According to the Alleasing Equipment Demand Index, 15 out of 20 industries across Australia are either growing or intending to grow during Q2 2017.
Nearly one-third of businesses nationally (30.6%) plan to increase their asset base during the June quarter compared to 25.6% from the previous index.
A greater proportion of businesses in Western Australia plan to increase their asset base, rising from 14% in Q1 2017 to 25.9% for Q2.
Queensland is also positive, with predicted demand doubling from 16.5% to 31.4%, although responses were collected before the industry was affected by Cyclone Debbie, which is likely to show in the Q3 index.

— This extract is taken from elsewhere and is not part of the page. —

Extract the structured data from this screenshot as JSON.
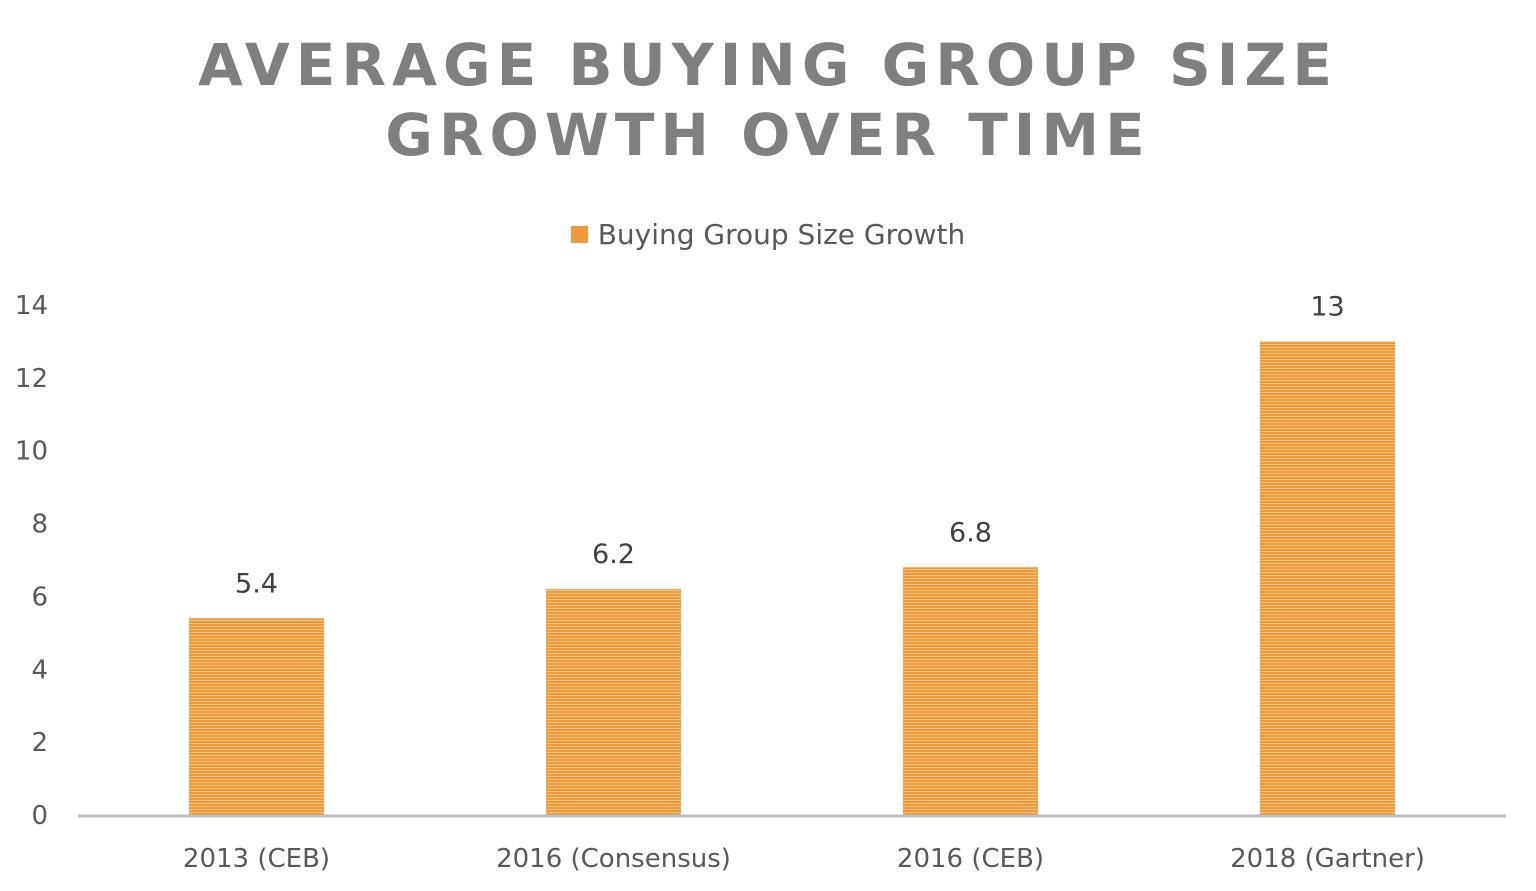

Businesses in South Australia and the Northern Territory were the least positive, with a below average 23.2% planning asset acquisitions, suggesting that the energy crisis in South Australia may have played a role in dulling sentiment.
New South Wales and the Australian Capital Territory continue to deliver the most positive response, with 33.8% planning an increase in assets.
The index reports that with economic growth in New South Wales at 3.5%, this appears to have had a positive effect on businesses in the state.
In Victoria and Tasmania, a lower 29.4% of businesses are forecasting acquisitions, down from 31.3% in the previous round.
Daniel Blizzard, chief executive of Alleasing, said: “The improved results in both Western Australia and Queensland [are] a key factor in the national average for the index moving up by 5%.
“The resurgence in commodity prices in the second half of last year is now starting to impact sentiment and this in turn is flowing through to plans to acquire assets and drive growth. We are clearly seeing businesses in the mining services industry regaining confidence.
“Although the number of firms intending to increase their asset base is below the national average, it has jumped 7% from the previous quarter.”
According to the Australian Bureau of Statistics, Australian businesses are forecast to spend around AUD$52 billion on plant and equipment in the 2017 financial year.
Index data suggests there is a clear bias towards outright purchase of this equipment, with respondents reporting that an average of just 25% of their current asset base is leased or otherwise financed.
These figures suggest that of the assets acquired this financial year, AUD$40 billion, or around 2.5% of GDP, will be purchased outright, while AUD$12 billion will be financed.
Further highlighting the bias towards outright ownership of assets, four in 10 respondents use their own equity to fund asset purchases. The figure was higher for smaller businesses, at 45% for SMEs and 37% for upper corporates.
Blizzard added: “Not all of the AUD$40 billion businesses will spend on buying assets this year could be financed, but if a portion of these funds were freed up for growth via the use of alternative capital, we could see a significant impact on individual businesses and the broader economy.”